The Wizard of Clay operates out of a series of geodesic domes that Jamie’s father built on Route 20A in the Bristol countryside after moving the family from Greece; it was in the basement of that Monroe County home where Jim, who had been an art teacher, started making pottery. The domes were designed to catch the attention of those driving along the state highway, and they’re part of the Wizard of Clay’s destination cache that has been built over 40 years.
“There are not a lot of businesses that make it this long,” said Pegge, who handles the business end of things while Jamie cranks out the thousands of pottery pieces they sell at the shop, at various shows around the country, and on the internet.
While Jamie helped his dad as a youngster, it wasn’t a given that he would someday take on the business his father and mother built.
“I thought my parents worked too hard,” he said.
Jamie said he spent three years out West in the early 1990s, working as a bartender and a “ski bum.” He was hoping to take ownership of the restaurant where he served drinks. That didn’t pan out, and Jamie decided to come back to Bristol to join the family business, where he concentrated on repairing the equipment used in making thrown pottery.
After performing some repairs on a potter’s wheel, he decided to make a pot for kicks.
He liked it.
“The next day, I told (my dad) I’d like to try doing this for real,” he said.

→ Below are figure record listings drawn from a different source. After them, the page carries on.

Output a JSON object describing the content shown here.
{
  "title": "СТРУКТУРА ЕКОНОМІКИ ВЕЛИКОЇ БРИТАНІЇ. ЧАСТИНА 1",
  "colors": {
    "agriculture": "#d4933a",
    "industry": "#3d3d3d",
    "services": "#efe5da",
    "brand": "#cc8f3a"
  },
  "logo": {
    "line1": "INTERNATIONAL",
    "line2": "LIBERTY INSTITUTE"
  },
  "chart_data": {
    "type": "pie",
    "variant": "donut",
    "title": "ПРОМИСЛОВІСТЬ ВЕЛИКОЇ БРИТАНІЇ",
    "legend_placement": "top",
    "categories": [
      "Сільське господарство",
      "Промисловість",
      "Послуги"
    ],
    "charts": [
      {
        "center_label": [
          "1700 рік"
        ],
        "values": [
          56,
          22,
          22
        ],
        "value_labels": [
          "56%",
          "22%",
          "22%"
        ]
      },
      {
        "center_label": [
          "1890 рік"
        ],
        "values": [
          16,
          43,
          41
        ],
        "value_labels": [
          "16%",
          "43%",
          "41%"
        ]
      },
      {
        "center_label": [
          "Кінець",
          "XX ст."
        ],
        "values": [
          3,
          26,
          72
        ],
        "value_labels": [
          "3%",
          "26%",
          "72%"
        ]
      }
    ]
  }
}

That was 25 years ago. In 2014, he became the Wizard of Clay’s only full-time potter.
Jamie, 51, described Wizard of Clay products as not just beautiful, but functional and affordable.
“Some of this stuff we have is kind of recession-proof,” Jamie said. “There is something for every wallet. To make a living, you have to have things that people can afford.”
He insisted there is a difference in the talents he and his father possess.
“I do not consider myself an artist,” he said. “I consider myself a replicator. I don’t mind that. My ego is not wrapped in what I make.”
What he does make is a lot: about 170 pieces an hour, and rarely is there one he has to chuck.
From May 13, 2018, to May 12, 2019, Jamie said he created 17,134 pieces of pottery. It’s that kind of efficiency that allows him to price these high-quality pottery pieces in a range many people can afford.
Remember Jamie saying his father and mother worked too hard? The same might be said about him.
“I’m here 6½ days a week, sometimes seven,” he said as the family dog, Caesar, a lab mix, strolled the shop and a host of employees put the finishing touches on his pottery creations. “It’s not a job to me. It’s a lifestyle.”
Without his wife, Pegge, and her business acumen, said Jamie, Wizard of Clay Pottery doesn’t work.
“Without her, I’d be in a pickle,” he said.
The Wizard of Clay marked its 40th anniversary Oct. 26 with an open house. Those attending the shindig had an opportunity to see the second Wizard in action. In fact, Jamie and Pegge noted, that’s something customers can do anytime they stop in for a visit. It’s one of the things that makes Wizard of Clay Pottery a destination for people in the greater Rochester area, the Finger Lakes region and beyond.
“People come in to watch me every day,” he said.
Wizard of Clay is blessed with another draw next door: Noble Shepherd Brewery, which took over two former Wizard buildings next door. The beer mugs they feature didn’t travel far: The Wizard made them.
Jamie thinks his best days with Wizard of Clay are still ahead, explaining he feels decades younger than his 51 years.
“I don’t think I’ve peaked yet,” he said. “I’m still on the upswing. It’s been a trip to keep this business going as successfully as we have. I’m as happy as I’ve ever been.”
“There are not a lot of small businesses that make it this long,” Pegge added. “In a world where everything is bought on Amazon, this family-run, family-operated business is a testament to my in-laws. They built a foundation, and now we’re keeping it going.”